Culture Now
The medium is the message.
So what message are we transmitting through our new culture at the dawn of the third millennium? Facebook, Google, Apple, Microsoft, and many other data driven, managing, and producing companies now dominate our free time, disposable income, and even our culture.
When McLuhan wrote the famous phrase above he had a particular idea in mind about what he called a medium — anything that affected the externalization of the senses — and what he meant by the message. Using Facebook to play Candy Crush Saga sends a message far greater than simply telling others that you have too much free time or are willing to overlook corporate greed if it is packaged in bright colours and childish animation.
Social games — and Facebook and social media more generally — tell us a great deal about our culture and what is valued and what we are willing to cast aside for those values. We must consider, therefore, what the companies above and our support of — or obsession with — them says about our values.
Popularity is the most important metric of value. The US Dollar is not valuable because there is a pile of gold in Fort Knox; it is valuable because everyone else in the world agrees it is valuable. For that matter gold itself is only as valuable as we agree it is. It is shiny and not very common so everyone wants it — and that makes it valuable.
What is popular in our culture? Quantity trumps quality every time. Here is a list of thirty-seven unbelievable things you should already know about your friends! Rather than learning deep or important facts we leap towards the fast and superfluous so we can get something novel every second.

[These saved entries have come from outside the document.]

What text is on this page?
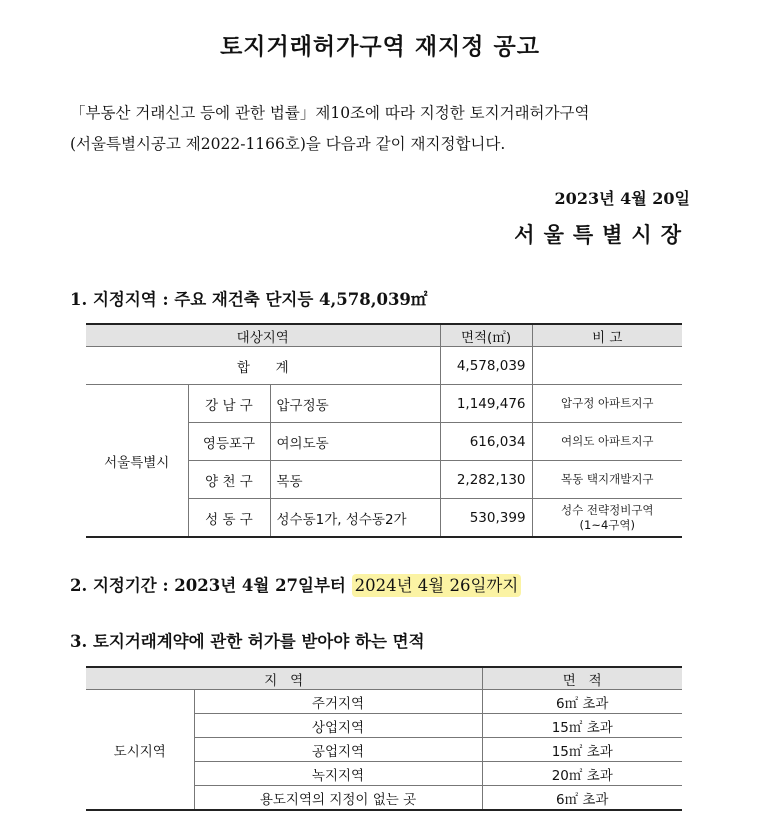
토지거래허가구역 재지정 공고
「부동산 거래신고 등에 관한 법률」제10조에 따라 지정한 토지거래허가구역
(서울특별시공고 제2022-1166호)을 다음과 같이 재지정합니다.
2023년 4월 20일
서울특별시장
1. 지정지역 : 주요 재건축 단지등 4,578,039㎡
대상지역			면적(㎡)	비 고
합      계			4,578,039	
서울특별시	강 남 구	압구정동	1,149,476	압구정 아파트지구
	영등포구	여의도동	616,034	여의도 아파트지구
	양 천 구	목동	2,282,130	목동 택지개발지구
	성 동 구	성수동1가, 성수동2가	530,399	성수 전략정비구역
(1~4구역)
2. 지정기간 : 2023년 4월 27일부터 2024년 4월 26일까지
3. 토지거래계약에 관한 허가를 받아야 하는 면적
지   역		면   적
도시지역	주거지역	6㎡ 초과
	상업지역	15㎡ 초과
	공업지역	15㎡ 초과
	녹지지역	20㎡ 초과
	용도지역의 지정이 없는 곳	6㎡ 초과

Transience is king. Nothing gold can stay, as Robert Frost would say. We must hold a high opinion of our opinions. Thoughts and comments are quickly scrolled past, feeds filling with ever new material, the old disappearing into the digital void. Or as David St. Bernard once sang: “I’m afraid of all the poetry nobody cares to read.”
We enjoy screaming into the void. But only when we can convince ourselves that there is an audience of admirers and friends filling the empty space.